Objectives: Left ventricular systolic dysfunction (LVSD) is common following myocardial infarction (MI). Pharmacological management of secondary prevention is known to be sub-optimal. Integration of pharmacists into clinical teams improves prescribing and quantitative outcomes. Few data have been published on patient views of pharmacist input. We aimed to explore patient experiences of attending a dedicated pharmacist independent prescriber (PIP)-led clinic.

Methods: Semi-structured face-to-face interviews. Participants were aged ≥18 years with new incident MI and echocardiographically confirmed LVSD. Patients were recruited from three pharmacist-led clinics at point of clinic discharge. Interviews were transcribed verbatim. Thematic analysis was undertaken.

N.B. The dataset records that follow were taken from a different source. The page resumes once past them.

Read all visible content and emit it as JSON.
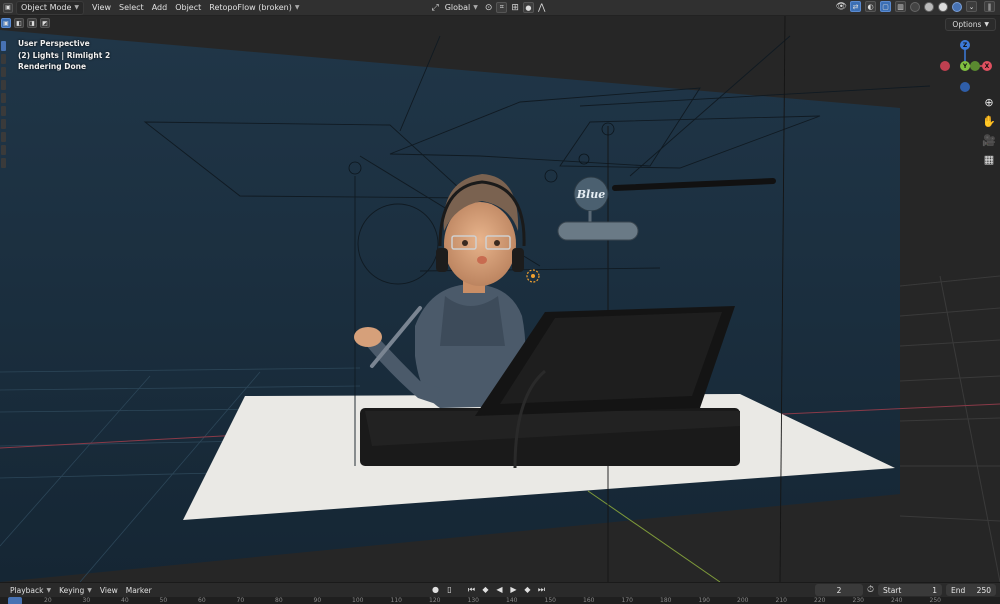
{
  "header": {
    "mode": "Object Mode",
    "menus": [
      "View",
      "Select",
      "Add",
      "Object"
    ],
    "addon": "RetopoFlow (broken)",
    "transform_orientation": "Global"
  },
  "viewport": {
    "info_lines": [
      "User Perspective",
      "(2) Lights | Rimlight 2",
      "Rendering Done"
    ],
    "options_label": "Options",
    "gizmo": {
      "z": "Z",
      "y": "Y",
      "x": "X"
    },
    "mic_label": "Blue",
    "colors": {
      "backdrop": "#1d3040",
      "floor": "#ebebe8",
      "accent": "#4772b3",
      "axis_x": "#e05060",
      "axis_y": "#80c040",
      "axis_z": "#3c7ad8"
    }
  },
  "timeline": {
    "menus": [
      "Playback",
      "Keying",
      "View",
      "Marker"
    ],
    "current_frame": "2",
    "start_label": "Start",
    "start_value": "1",
    "end_label": "End",
    "end_value": "250",
    "ruler_ticks": [
      "20",
      "30",
      "40",
      "50",
      "60",
      "70",
      "80",
      "90",
      "100",
      "110",
      "120",
      "130",
      "140",
      "150",
      "160",
      "170",
      "180",
      "190",
      "200",
      "210",
      "220",
      "230",
      "240",
      "250"
    ]
  }
}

Key findings: Twelve patients were recruited, median age 67.5 years and ten male. Six core themes were identified: multidisciplinary working; satisfaction; confidence in the pharmacist; comparative care; prescribing behaviours; and monitoring. Pharmacist clinics complemented other established post-MI services, and participants perceived benefits obtained through effective inter-professional working. Participants welcomed dedicated appointment time, the opportunity to ask questions and address problems. Pharmacist explanations of condition and medicines, prescribing at the point of care and monitoring were beneficial and reduced patient stress.

Conclusions: This study demonstrates that a PIP-led post-MI LVSD clinic delivers a positive initial patient experience. More research is needed to understand the longer-term patient experiences, the impact of such models on medication taking behaviours and the experiences of carers and other members of the multidisciplinary team.